Open… and Yet Shut
Filed Under: Big Data, Blog, data analytics, healthcare, Industry Analysis, internet, Publishing, Reed Elsevier, Search, semantic web, STM, Uncategorized, Workflow
I am a passionate fan of the World of Open. Without a network ethic of Open we will strangle the world of connectivity with restriction and force ourselves into re-regulating just those things which we have so recently decongested. Yet not all the things we want to designate as Open will be open just because we put the word in front of the previous descriptor. In most instances being Open does not necessarily do the trick on its own – someone has to add another level of value to change Open meaning “available” to Open meaning “useful”. So, the argument that Open Access journals are an appropriate response to the needs of researchers and to a wider public who should be enjoying unfettered access to the fruits of taxpayer-funded research would seem to be a given. But creating real benefits beyond such general statements of Good seems very hard, and the fact that researchers cannot see tangible benefits beyond occupying the moral high ground probably connects with the grindingly slow advance of Open Access to around a quarter of the market in a decade.
I feel much the same about Open Citations. Reading the latest Initiative for Open Citations report at i4Oc.org, I find really good things:
“The present scholarly communication system inadequately exposes the knowledge networks that already exist within our literature. Citation data are not usually freely available to access, they are often subject to inconsistent, hard-to-parse licenses, and they are usually not machine-readable.”
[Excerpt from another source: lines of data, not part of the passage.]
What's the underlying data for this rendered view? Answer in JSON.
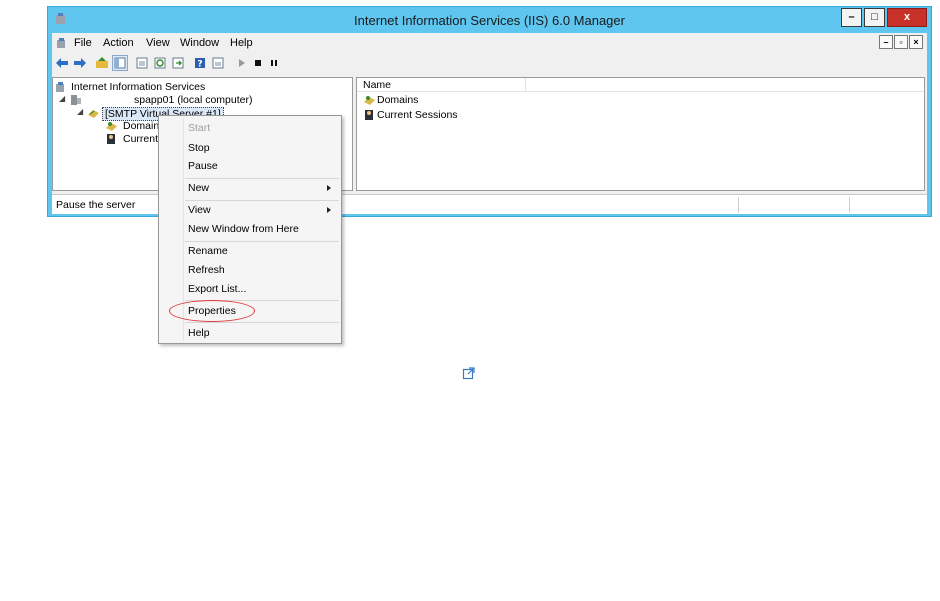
{
  "window": {
    "title": "Internet Information Services (IIS) 6.0 Manager",
    "controls": {
      "minimize": "–",
      "maximize": "□",
      "close": "x"
    }
  },
  "menubar": {
    "items": [
      "File",
      "Action",
      "View",
      "Window",
      "Help"
    ],
    "mdi": {
      "minimize": "–",
      "restore": "▫",
      "close": "×"
    }
  },
  "toolbar": {
    "icons": [
      "back-arrow-icon",
      "forward-arrow-icon",
      "up-folder-icon",
      "show-hide-tree-icon",
      "console-view-icon",
      "refresh-icon",
      "export-list-icon",
      "help-icon",
      "details-view-icon",
      "play-icon",
      "stop-icon",
      "pause-icon"
    ]
  },
  "tree": {
    "root": "Internet Information Services",
    "computer": "spapp01 (local computer)",
    "server": "[SMTP Virtual Server #1]",
    "children": [
      "Domain",
      "Current"
    ]
  },
  "list": {
    "header": "Name",
    "items": [
      "Domains",
      "Current Sessions"
    ]
  },
  "status": {
    "text": "Pause the server"
  },
  "context_menu": {
    "items": [
      {
        "label": "Start",
        "disabled": true
      },
      {
        "label": "Stop"
      },
      {
        "label": "Pause"
      },
      {
        "label": "New",
        "submenu": true
      },
      {
        "label": "View",
        "submenu": true
      },
      {
        "label": "New Window from Here"
      },
      {
        "label": "Rename"
      },
      {
        "label": "Refresh"
      },
      {
        "label": "Export List..."
      },
      {
        "label": "Properties"
      },
      {
        "label": "Help"
      }
    ]
  },
  "colors": {
    "title_bar": "#5ec6ef",
    "close_button": "#c8302a",
    "highlight_ellipse": "#e03a3a"
  }
}
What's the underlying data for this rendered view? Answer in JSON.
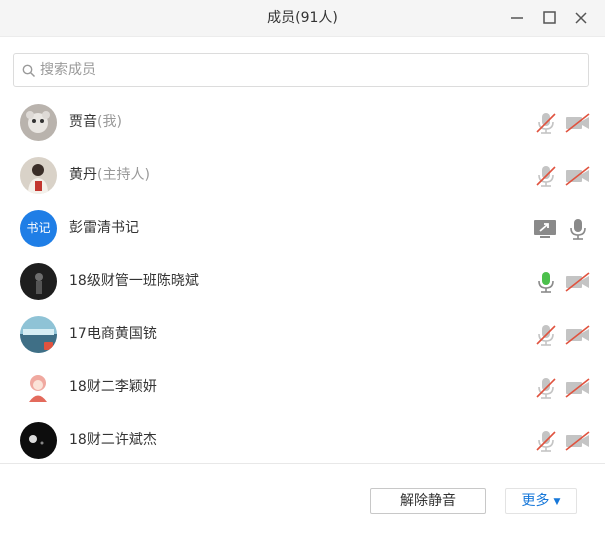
{
  "window": {
    "title": "成员(91人)"
  },
  "search": {
    "placeholder": "搜索成员"
  },
  "members": [
    {
      "name": "贾音",
      "role": "(我)"
    },
    {
      "name": "黄丹",
      "role": "(主持人)"
    },
    {
      "name": "彭雷清书记",
      "role": "",
      "avatar_text": "书记"
    },
    {
      "name": "18级财管一班陈晓斌",
      "role": ""
    },
    {
      "name": "17电商黄国铳",
      "role": ""
    },
    {
      "name": "18财二李颖妍",
      "role": ""
    },
    {
      "name": "18财二许斌杰",
      "role": ""
    }
  ],
  "footer": {
    "unmute_all": "解除静音",
    "more": "更多"
  },
  "colors": {
    "accent": "#1677d9",
    "muted_red": "#e0533f",
    "active_mic": "#4cc04c",
    "avatar_blue": "#1f7ee6"
  }
}
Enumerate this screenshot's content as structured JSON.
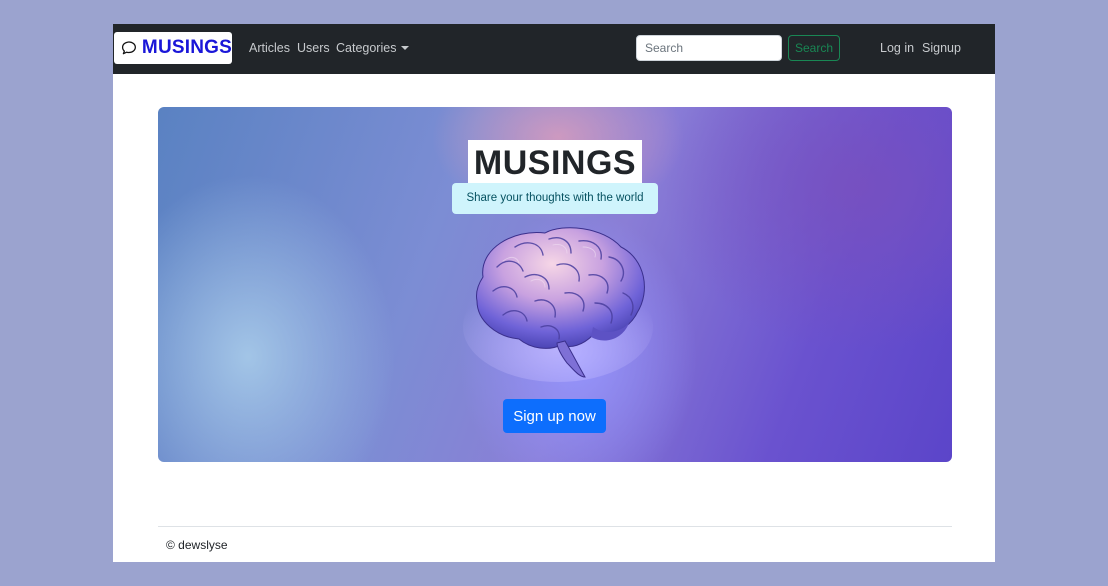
{
  "navbar": {
    "brand": "MUSINGS",
    "brand_icon": "chat-bubble-icon",
    "links": [
      "Articles",
      "Users"
    ],
    "categories_label": "Categories",
    "search_placeholder": "Search",
    "search_value": "",
    "search_button": "Search",
    "login": "Log in",
    "signup": "Signup"
  },
  "hero": {
    "title": "MUSINGS",
    "subtitle": "Share your thoughts with the world",
    "image": "brain-illustration",
    "cta": "Sign up now"
  },
  "footer": {
    "copyright": "© dewslyse"
  },
  "colors": {
    "navbar_bg": "#212529",
    "brand_text": "#1a16d8",
    "search_button": "#198754",
    "cta_bg": "#0d6efd",
    "subtitle_bg": "#cff4fc",
    "page_backdrop": "#9ba3cf"
  }
}
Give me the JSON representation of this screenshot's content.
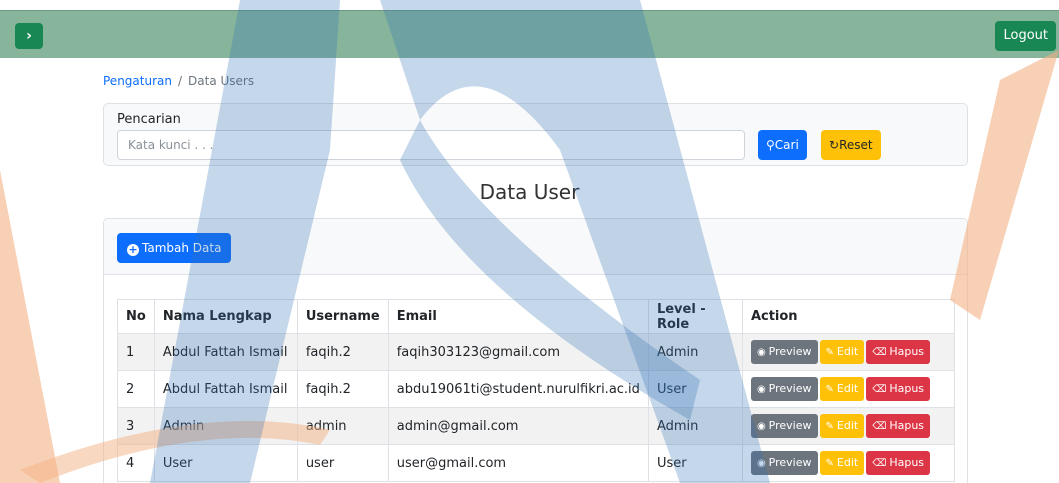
{
  "topbar": {
    "toggle_icon": "chevron-right-icon",
    "logout_label": "Logout"
  },
  "breadcrumb": {
    "parent": "Pengaturan",
    "separator": "/",
    "current": "Data Users"
  },
  "search": {
    "label": "Pencarian",
    "placeholder": "Kata kunci . . .",
    "value": "",
    "search_button": "Cari",
    "reset_button": "Reset"
  },
  "page_title": "Data User",
  "add_button": "Tambah Data",
  "table": {
    "headers": [
      "No",
      "Nama Lengkap",
      "Username",
      "Email",
      "Level - Role",
      "Action"
    ],
    "rows": [
      {
        "no": "1",
        "name": "Abdul Fattah Ismail",
        "username": "faqih.2",
        "email": "faqih303123@gmail.com",
        "level": "Admin"
      },
      {
        "no": "2",
        "name": "Abdul Fattah Ismail",
        "username": "faqih.2",
        "email": "abdu19061ti@student.nurulfikri.ac.id",
        "level": "User"
      },
      {
        "no": "3",
        "name": "Admin",
        "username": "admin",
        "email": "admin@gmail.com",
        "level": "Admin"
      },
      {
        "no": "4",
        "name": "User",
        "username": "user",
        "email": "user@gmail.com",
        "level": "User"
      }
    ],
    "actions": {
      "preview": "Preview",
      "edit": "Edit",
      "delete": "Hapus"
    }
  },
  "colors": {
    "topbar": "#87b59c",
    "primary": "#0d6efd",
    "success": "#198754",
    "warning": "#ffc107",
    "danger": "#dc3545",
    "secondary": "#6c757d"
  }
}
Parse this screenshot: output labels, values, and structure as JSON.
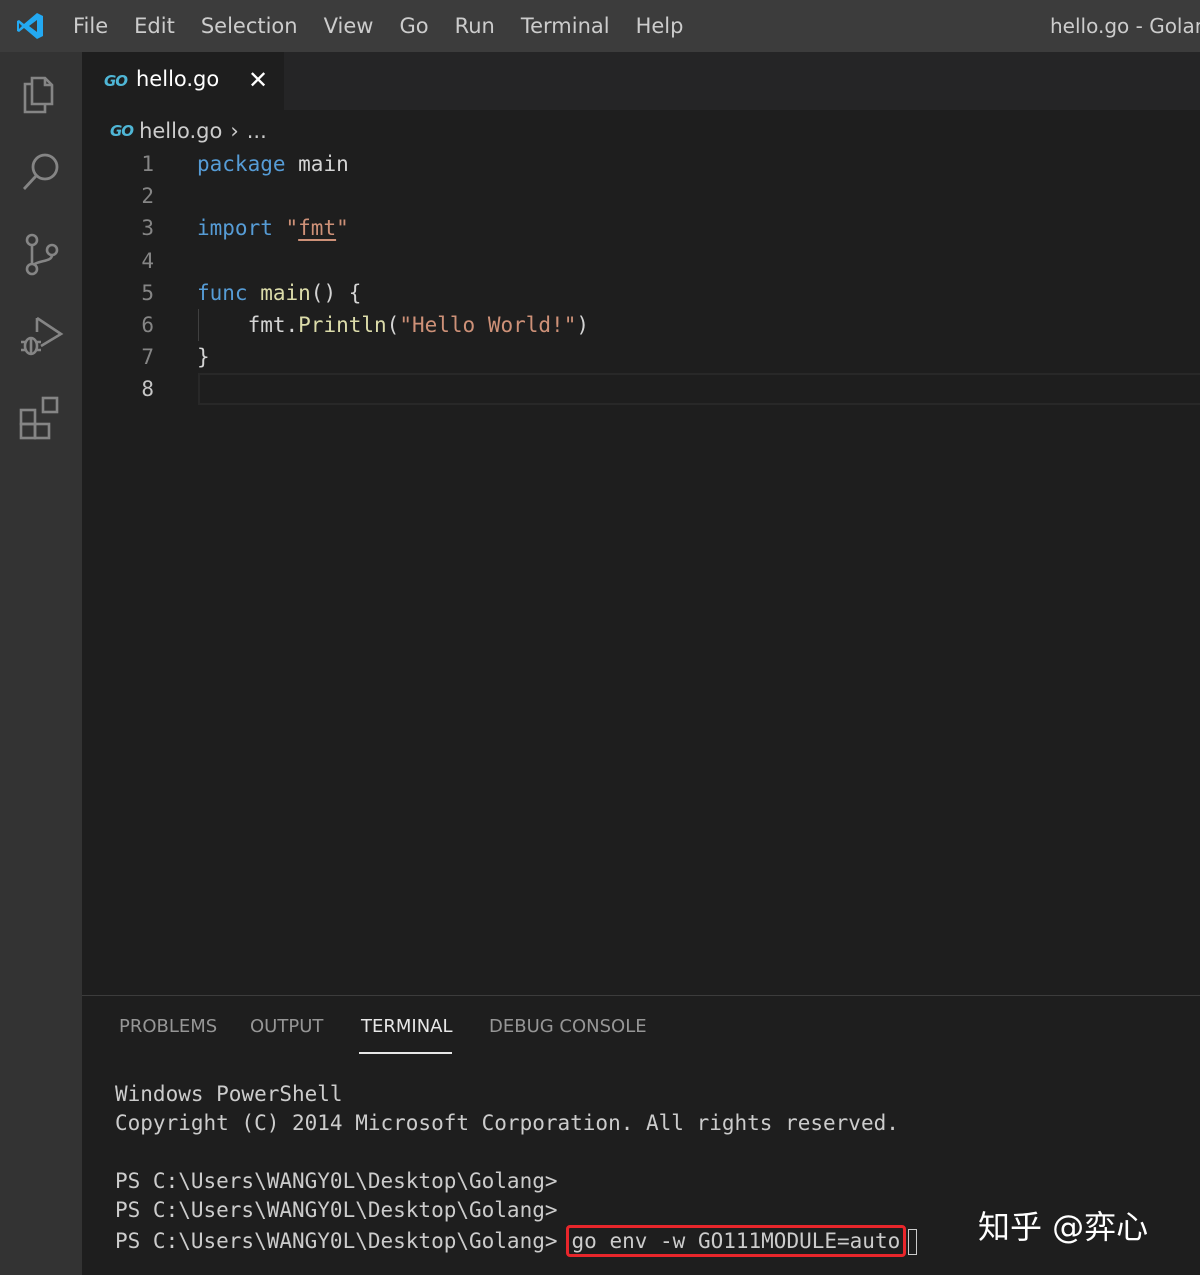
{
  "menubar": {
    "items": [
      "File",
      "Edit",
      "Selection",
      "View",
      "Go",
      "Run",
      "Terminal",
      "Help"
    ],
    "window_title": "hello.go - Golang"
  },
  "activitybar": {
    "icons": [
      "explorer-icon",
      "search-icon",
      "source-control-icon",
      "run-debug-icon",
      "extensions-icon"
    ]
  },
  "tab": {
    "badge": "GO",
    "label": "hello.go",
    "close": "✕"
  },
  "breadcrumb": {
    "badge": "GO",
    "file": "hello.go",
    "separator": "›",
    "rest": "..."
  },
  "editor": {
    "line_numbers": [
      "1",
      "2",
      "3",
      "4",
      "5",
      "6",
      "7",
      "8"
    ],
    "active_line": "8",
    "lines": {
      "l1_kw": "package",
      "l1_rest": " main",
      "l3_kw": "import",
      "l3_q1": " \"",
      "l3_str": "fmt",
      "l3_q2": "\"",
      "l5_kw": "func",
      "l5_fn": " main",
      "l5_rest": "() {",
      "l6_pre": "    fmt.",
      "l6_fn": "Println",
      "l6_paren": "(",
      "l6_str": "\"Hello World!\"",
      "l6_close": ")",
      "l7": "}"
    }
  },
  "panel": {
    "tabs": [
      "PROBLEMS",
      "OUTPUT",
      "TERMINAL",
      "DEBUG CONSOLE"
    ],
    "active_tab": "TERMINAL"
  },
  "terminal": {
    "line1": "Windows PowerShell",
    "line2": "Copyright (C) 2014 Microsoft Corporation. All rights reserved.",
    "prompt1": "PS C:\\Users\\WANGY0L\\Desktop\\Golang>",
    "prompt2": "PS C:\\Users\\WANGY0L\\Desktop\\Golang>",
    "prompt3": "PS C:\\Users\\WANGY0L\\Desktop\\Golang>",
    "command": "go env -w GO111MODULE=auto"
  },
  "watermark": "知乎 @弈心",
  "colors": {
    "keyword": "#569cd6",
    "string": "#ce9178",
    "function": "#dcdcaa",
    "highlight_box": "#e8262b",
    "go_badge": "#4fb6d6"
  }
}
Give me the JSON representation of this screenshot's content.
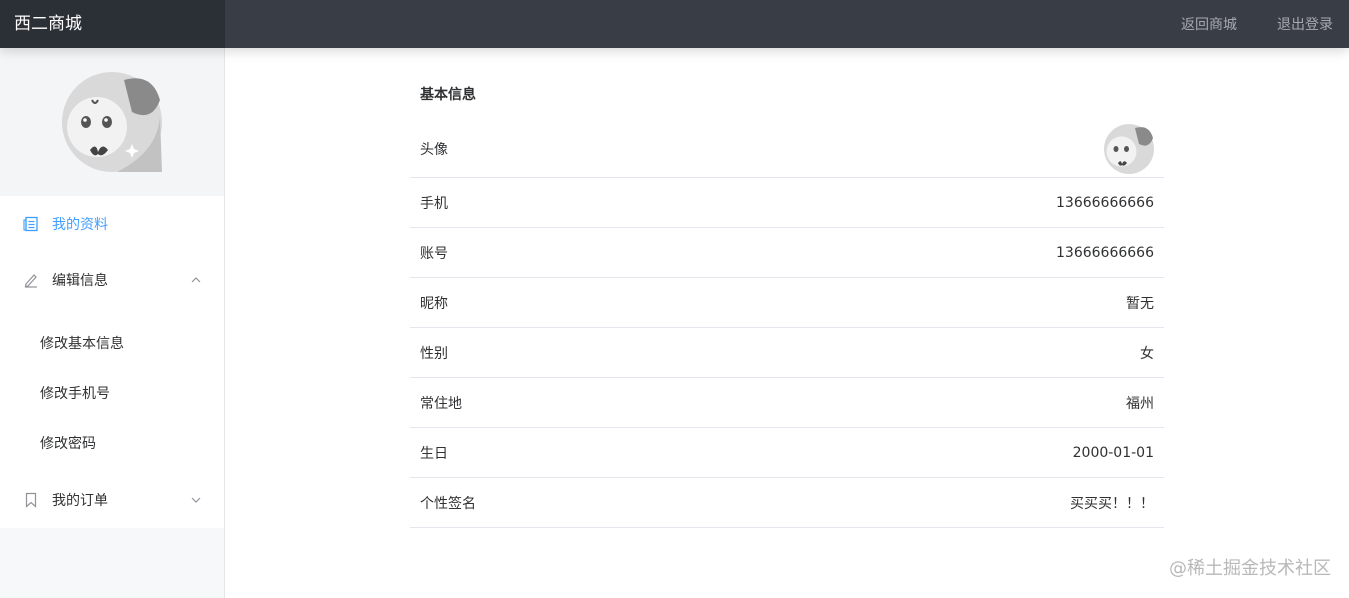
{
  "header": {
    "brand": "西二商城",
    "links": [
      "返回商城",
      "退出登录"
    ]
  },
  "sidebar": {
    "avatar_icon": "cartoon-avatar",
    "items": [
      {
        "label": "我的资料",
        "icon": "document-icon",
        "active": true
      },
      {
        "label": "编辑信息",
        "icon": "edit-icon",
        "expanded": true,
        "children": [
          "修改基本信息",
          "修改手机号",
          "修改密码"
        ]
      },
      {
        "label": "我的订单",
        "icon": "bookmark-icon",
        "expanded": false
      }
    ]
  },
  "profile": {
    "title": "基本信息",
    "rows": [
      {
        "label": "头像",
        "value": ""
      },
      {
        "label": "手机",
        "value": "13666666666"
      },
      {
        "label": "账号",
        "value": "13666666666"
      },
      {
        "label": "昵称",
        "value": "暂无"
      },
      {
        "label": "性别",
        "value": "女"
      },
      {
        "label": "常住地",
        "value": "福州"
      },
      {
        "label": "生日",
        "value": "2000-01-01"
      },
      {
        "label": "个性签名",
        "value": "买买买！！！"
      }
    ]
  },
  "watermark": "@稀土掘金技术社区",
  "colors": {
    "accent": "#409eff",
    "topbar": "#393d46",
    "brand_bg": "#2b2f36"
  }
}
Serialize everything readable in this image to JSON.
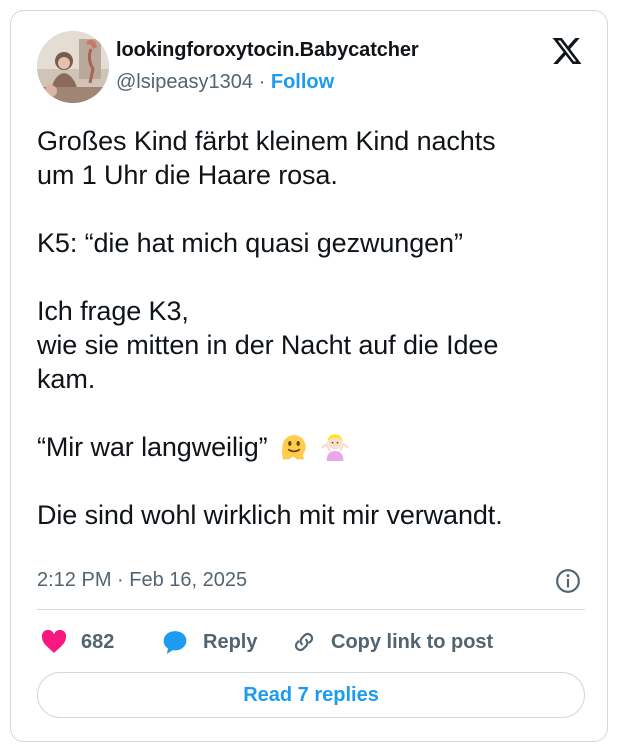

And I see an impressive number of members, naturally not including either Clarivate or Elsevier. Yet using the argument above I would say that either of these is most likely to add real value to Open Citations, and certainly more likely than most of the members of the club. What we have here, all the time, is a constant effort to try to emulate a world which has largely now passed by, and we do it by trying to build value propositions from wholly owned artifacts or data elements, thus turning them into proprietory systems. This urge to monopoly is clearly being superseded: what has happened is that the valuation systems by which markets and investors measure value has not caught up with the way users acknowledge value.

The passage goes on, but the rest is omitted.